To run integration/hostile tests locally without external services, start the Docker resources and load the generated env file:

fish -lc "bun run test:stage"
set -a; source .env.testing.local; set +a

The Docker definitions live in src/testing/docker-compose.yml if you want to adjust ports.
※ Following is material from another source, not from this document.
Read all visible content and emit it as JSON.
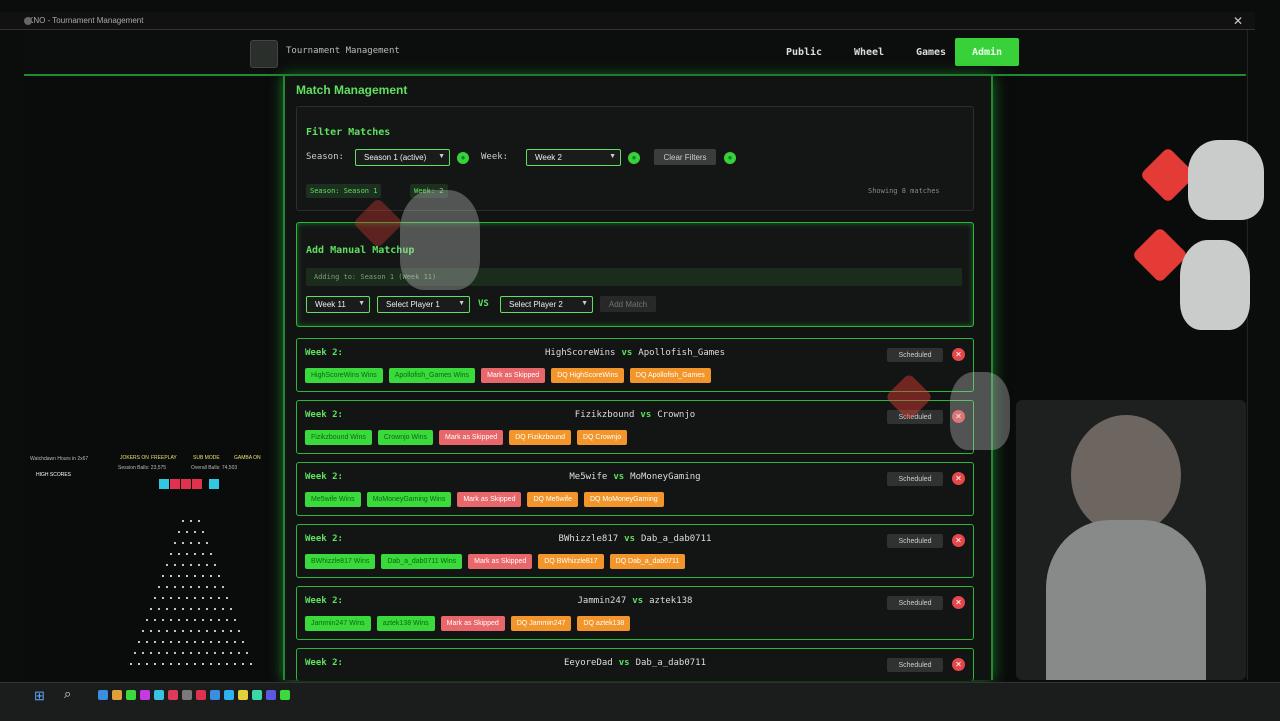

API reference (high level)

korm

  • korm.item<T>(pool) -> UninitializedItem<T>
  • korm.rn(str) -> RN<T>
  • korm.file({ rn, file }) -> FloatingDepotFile
  • korm.layers.sqlite(path) / pg(...) / mysql(...)
  • korm.qfns -> { eq, and, or, not, gt, gte, lt, lte, like, inList }
  • korm.encrypt(value) / korm.password(value)
  • korm.tx(...items) -> Tx builder
  • korm.pool() -> Pool builder (setLayers, setDepots, withMeta, withLocks, withWal, backups, open)
  • korm.use.layer(layer).as(ident) / korm.use.depot(depot).as(ident) -> Named pool entries
  • korm.target.layer(ident) -> Pool layer target for withMeta / withLocks
  • BackMan -> backups manager (scheduling + restore with play)
  • korm.discover(layer) -> Discover a pool from metadata stored in a layer
  • korm.reset(pool, { mode }) -> BaseNeedsDanger<Promise<void>> for dropping korm-managed data (mode: "all" | "layers" | "depots" | "meta" | "meta only")
  • korm.danger(op) -> execute a BaseNeedsDanger wrapper
  • korm.pool(...entries, options?) -> LayerPool (legacy)

Danger helpers

  • danger(op) -> execute a BaseNeedsDanger wrapper
  • needsDanger(fn, ...args) -> wrap a dangerous operation for explicit execution
  • BaseNeedsDanger -> wrapper type for dangerous operations

LayerPool

  • pool.close() -> closes all layers and depots
  • pool.ensureMetaReady() -> waits for pool metadata checks
  • pool.ensureWalReady() -> waits for WAL recovery (if enabled)
  • pool.locker -> KormLocker (acquire, tryAcquire, acquireMultiple, isLocked)
  • pool.configureBackups(depotIdent, manager) -> attach a BackMan instance after opening a pool

Item methods

  • UninitializedItem.empty()
  • FloatingItem.create()
  • Item.isEmpty()
  • Item.update(delta)
  • Item.delete() -> Promise<Result<DeletedItem<T>>> (persists deletion + snapshot for restore)
  • UncommittedItem.commit()
  • Item.show({ color, what })

DeletedItem methods

  • DeletedItem.restore() -> Promise<Result<Item<T>>>
  • DeletedItem.destroy() -> BaseNeedsDanger<boolean>

Query

  • from.query(rn).where(component).get({ resolvePaths, allowMissing })
  • from.rn(rn, { resolvePaths, allowMissing })

Depots

  • korm.depots.local(rootPath)
  • korm.depots.s3(options)

WAL options

withWal({
  depotIdent: string;
  walNamespace?: string;
  retention?: "keep" | "delete";
  depotOps?: "off" | "record";
})

Backups options

backups(depotIdent?)
  .addInterval(layerIdent, intervalSpec)
  .retain("all" | "none" | number) // number selects .days() or .backups()

Pool metadata options

withMeta(korm.target.layer("layerIdent"))

Lock options

withLocks(
  korm.target.layer("layerIdent"),
  {
    ttlMs?: number;
    retryMs?: number;
    refreshMs?: number;
    ownerId?: string;
  }
)

Legacy korm.pool(..., { walMode, lockMode, metaMode }) is still supported.

Gotchas and tips

  • If your pool has more than one layer, always set the from mod.
  • Depot RN wildcards are only allowed as the last segment.
  • Queries on nested RN properties may resolve and filter in memory when needed.
  • resolvePaths can be mixed with wildcards and array indices.
  • WAL uses before-images to undo and retry incomplete writes; set depotOps: "record" to cover depot file writes. Other external side effects are not rolled back.